2) L’explication du texte


a) L'heccéïté

Nous sommes maintenant armé.e;s pour comprendre parfaitement le texte en question. Il se compose de 4 parties:

1 - Evitons tout malentendu….Implique bien sûr une attitude conservatrice: une certaine définition du conservatisme

2 - Mais cela ne vaut que dans le domaine de l’éducation….une plus grande valeur persuasive qu’avant: Le conservatisme dans l’éducation est la condition de l’esprit révolutionnaire en politique

3 - Au fond on n’éduque jamais …être définitivement assurée:  sauver le monde

4 - Notre espoir réside toujours…à la fin du texte: L’éducation: un conservatisme révolutionnaire


Partie 1: Tout conservatisme implique un protectionnisme. Toutefois, nous mesurons bien la différence entre l’utilisation commerciale ou économique qui peut être faite de ce terme là (par exemple « America first » ou « make America great again ») et le sens qu’il peut revêtir dans l’éducation en tant qu’il implique alors une relation entre anciens et nouveaux, entre un monde qui meurt et un monde qui naît. L’éducation est une tâche qui requiert un sens affûté des lignes de frontières, une capacité à délimiter des territoires, des êtres, des époques. C’est une fonction-limite qui finalement consiste à marquer des seuils, à souligner des limites à ne pas franchir. Evidemment cela n’est pas sans nous rappeler le rôle de l’être humain dans son rapport aux biotopes tel que nous l’avions défini dans le cours précédent. Les métiers de l’éducation ne sont pas seulement humains en ceci qu’ils s’exercent dans un environnement humain, voire sur un « matériau » humain mais surtout parce qu’ils se situent dans le prolongement de ce qu’un humain « est » au sens Heideggerien de « configurateur de monde ». 

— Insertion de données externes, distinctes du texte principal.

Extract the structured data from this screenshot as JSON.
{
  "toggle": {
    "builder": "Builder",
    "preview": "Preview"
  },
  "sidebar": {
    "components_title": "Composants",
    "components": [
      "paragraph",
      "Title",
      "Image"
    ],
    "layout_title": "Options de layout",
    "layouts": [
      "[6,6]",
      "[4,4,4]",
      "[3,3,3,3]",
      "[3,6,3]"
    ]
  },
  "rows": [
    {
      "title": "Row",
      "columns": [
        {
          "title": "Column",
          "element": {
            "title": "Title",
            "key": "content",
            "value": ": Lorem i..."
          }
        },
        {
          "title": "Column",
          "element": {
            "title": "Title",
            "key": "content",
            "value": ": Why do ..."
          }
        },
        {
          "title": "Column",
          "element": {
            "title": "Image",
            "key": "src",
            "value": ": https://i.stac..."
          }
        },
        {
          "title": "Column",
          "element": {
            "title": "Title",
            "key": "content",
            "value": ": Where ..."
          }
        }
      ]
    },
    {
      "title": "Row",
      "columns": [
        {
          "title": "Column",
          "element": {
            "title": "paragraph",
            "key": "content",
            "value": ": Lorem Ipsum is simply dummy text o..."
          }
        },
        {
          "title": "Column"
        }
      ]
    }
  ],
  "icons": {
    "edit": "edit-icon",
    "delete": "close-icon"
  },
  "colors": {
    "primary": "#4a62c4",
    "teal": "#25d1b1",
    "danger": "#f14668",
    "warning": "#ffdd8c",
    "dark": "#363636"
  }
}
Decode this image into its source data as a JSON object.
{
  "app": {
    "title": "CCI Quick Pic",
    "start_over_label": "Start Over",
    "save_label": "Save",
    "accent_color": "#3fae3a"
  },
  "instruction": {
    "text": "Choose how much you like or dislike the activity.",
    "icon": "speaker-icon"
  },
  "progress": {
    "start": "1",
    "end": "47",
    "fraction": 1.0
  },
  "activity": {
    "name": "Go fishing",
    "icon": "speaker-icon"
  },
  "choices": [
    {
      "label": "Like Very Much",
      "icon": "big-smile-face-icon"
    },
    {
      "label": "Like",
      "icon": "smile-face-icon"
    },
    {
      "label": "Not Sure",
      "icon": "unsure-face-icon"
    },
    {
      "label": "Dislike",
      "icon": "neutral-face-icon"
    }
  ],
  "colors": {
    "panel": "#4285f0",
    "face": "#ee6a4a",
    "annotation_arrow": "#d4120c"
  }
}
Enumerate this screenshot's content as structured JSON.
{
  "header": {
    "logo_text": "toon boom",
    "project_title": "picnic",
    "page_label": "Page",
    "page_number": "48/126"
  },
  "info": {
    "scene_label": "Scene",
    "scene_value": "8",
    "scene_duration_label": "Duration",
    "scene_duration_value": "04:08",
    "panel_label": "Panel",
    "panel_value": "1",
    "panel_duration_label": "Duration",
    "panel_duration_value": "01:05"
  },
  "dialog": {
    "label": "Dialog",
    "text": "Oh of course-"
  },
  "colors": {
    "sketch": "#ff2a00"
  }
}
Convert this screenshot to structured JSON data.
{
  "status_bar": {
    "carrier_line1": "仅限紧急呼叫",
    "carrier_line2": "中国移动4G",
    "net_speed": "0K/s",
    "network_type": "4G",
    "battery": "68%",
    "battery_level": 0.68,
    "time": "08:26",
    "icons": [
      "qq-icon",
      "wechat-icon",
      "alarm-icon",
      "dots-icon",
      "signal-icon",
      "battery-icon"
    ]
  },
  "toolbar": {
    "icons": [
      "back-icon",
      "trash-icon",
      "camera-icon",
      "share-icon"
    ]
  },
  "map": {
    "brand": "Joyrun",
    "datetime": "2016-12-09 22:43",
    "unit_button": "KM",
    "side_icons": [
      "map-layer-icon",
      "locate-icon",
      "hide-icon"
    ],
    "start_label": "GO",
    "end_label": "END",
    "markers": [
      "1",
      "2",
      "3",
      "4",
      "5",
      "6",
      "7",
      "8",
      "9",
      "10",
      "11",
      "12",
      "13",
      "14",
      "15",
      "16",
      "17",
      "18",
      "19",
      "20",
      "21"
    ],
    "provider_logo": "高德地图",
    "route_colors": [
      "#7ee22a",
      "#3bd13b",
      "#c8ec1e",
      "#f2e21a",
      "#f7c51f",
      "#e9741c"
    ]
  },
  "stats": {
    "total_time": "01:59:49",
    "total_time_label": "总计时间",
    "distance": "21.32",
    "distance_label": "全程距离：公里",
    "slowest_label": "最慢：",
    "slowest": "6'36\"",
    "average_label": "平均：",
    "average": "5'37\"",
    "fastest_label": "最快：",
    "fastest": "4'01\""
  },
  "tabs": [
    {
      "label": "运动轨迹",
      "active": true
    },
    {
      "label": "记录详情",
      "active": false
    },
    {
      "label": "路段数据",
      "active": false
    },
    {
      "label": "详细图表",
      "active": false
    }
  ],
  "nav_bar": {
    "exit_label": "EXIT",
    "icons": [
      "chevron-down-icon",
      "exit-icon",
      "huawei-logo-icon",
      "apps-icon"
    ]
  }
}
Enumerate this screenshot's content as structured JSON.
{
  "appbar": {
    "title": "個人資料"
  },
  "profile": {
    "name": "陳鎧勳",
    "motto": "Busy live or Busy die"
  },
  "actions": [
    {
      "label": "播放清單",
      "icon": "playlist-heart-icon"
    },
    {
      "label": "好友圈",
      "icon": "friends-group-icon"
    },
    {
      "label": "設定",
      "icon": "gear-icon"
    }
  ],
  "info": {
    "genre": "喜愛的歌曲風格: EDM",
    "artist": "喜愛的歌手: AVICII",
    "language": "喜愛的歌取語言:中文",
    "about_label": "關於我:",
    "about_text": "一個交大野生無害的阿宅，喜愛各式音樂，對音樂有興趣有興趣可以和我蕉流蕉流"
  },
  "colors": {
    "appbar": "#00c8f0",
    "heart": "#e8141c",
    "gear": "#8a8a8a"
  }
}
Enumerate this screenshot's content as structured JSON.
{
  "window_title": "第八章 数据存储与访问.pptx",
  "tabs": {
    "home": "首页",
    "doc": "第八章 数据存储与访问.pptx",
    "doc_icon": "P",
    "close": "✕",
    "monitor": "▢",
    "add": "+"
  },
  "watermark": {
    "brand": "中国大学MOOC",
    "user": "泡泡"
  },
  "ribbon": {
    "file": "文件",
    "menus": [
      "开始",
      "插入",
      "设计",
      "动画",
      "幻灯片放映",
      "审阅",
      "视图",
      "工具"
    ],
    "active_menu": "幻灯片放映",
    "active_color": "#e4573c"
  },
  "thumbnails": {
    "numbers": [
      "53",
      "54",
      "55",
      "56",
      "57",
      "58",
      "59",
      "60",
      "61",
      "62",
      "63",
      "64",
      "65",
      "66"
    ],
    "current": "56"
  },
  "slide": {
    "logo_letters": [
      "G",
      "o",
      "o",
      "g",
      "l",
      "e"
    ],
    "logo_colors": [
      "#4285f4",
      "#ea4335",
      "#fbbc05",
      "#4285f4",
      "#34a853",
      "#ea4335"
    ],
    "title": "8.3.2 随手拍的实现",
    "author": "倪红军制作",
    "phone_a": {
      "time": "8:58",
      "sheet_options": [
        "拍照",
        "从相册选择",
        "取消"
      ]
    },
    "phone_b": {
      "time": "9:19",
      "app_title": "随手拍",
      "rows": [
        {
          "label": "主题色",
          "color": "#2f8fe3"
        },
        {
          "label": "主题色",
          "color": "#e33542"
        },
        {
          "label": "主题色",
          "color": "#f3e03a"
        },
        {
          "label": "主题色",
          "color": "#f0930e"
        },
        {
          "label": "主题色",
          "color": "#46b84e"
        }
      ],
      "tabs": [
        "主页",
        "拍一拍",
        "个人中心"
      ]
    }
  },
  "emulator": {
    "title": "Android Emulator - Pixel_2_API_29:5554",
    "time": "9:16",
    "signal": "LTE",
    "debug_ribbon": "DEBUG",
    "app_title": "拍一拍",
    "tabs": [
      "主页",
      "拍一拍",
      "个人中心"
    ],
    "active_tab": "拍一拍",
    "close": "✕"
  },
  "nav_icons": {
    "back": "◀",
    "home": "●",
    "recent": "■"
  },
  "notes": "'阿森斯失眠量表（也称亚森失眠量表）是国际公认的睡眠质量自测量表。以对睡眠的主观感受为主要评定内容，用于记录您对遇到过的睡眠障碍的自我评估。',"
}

« Même la vaste responsabilité du monde qui est ici assumée implique une attitude conservatrice »: il convient vraiment de s’attarder sur cette phrase, à la lumière de tout ce qui a été dit dans le préambule. Il faut rappeler cette phrase: « La compétence du professeur consiste à connaître le monde et à pouvoir transmettre cette connaissance aux autres, mais son autorité se fonde sur son rôle de responsable du monde. Vis-à-vis de l'enfant, c'est un peu comme s'il était un représentant de tous les adultes, qui lui signalerait les choses en lui disant : « Voici notre monde. »

Evidemment la thèse défendue ici prend un sens décuplé aujourd’hui, qui suffirait à lui seul à prouver la prodigue capacité de Hannah Arendt à avoir anticipé dés 1958 le monde d’aujourd’hui. Le professeur doit assumer l’inassumable d’un monde immonde dans lequel l’élève doit trouver et prendre sa place (en réalité il va y prendre sa place en changeant la configuration de la place, c’est là précisément le fond de l'affaire): c’est cela qui fonde son autorité, autorité sans laquelle il est illusoire de faire advenir de l’éducation. Le registre lexical utilisé est bien celui du conservatisme. Il faut que l’enseignant.e soit conservateur non dans l’action de transmission  mais dans cette condition sine qua non de son statut de responsable de l’état du monde tel qu’il est. 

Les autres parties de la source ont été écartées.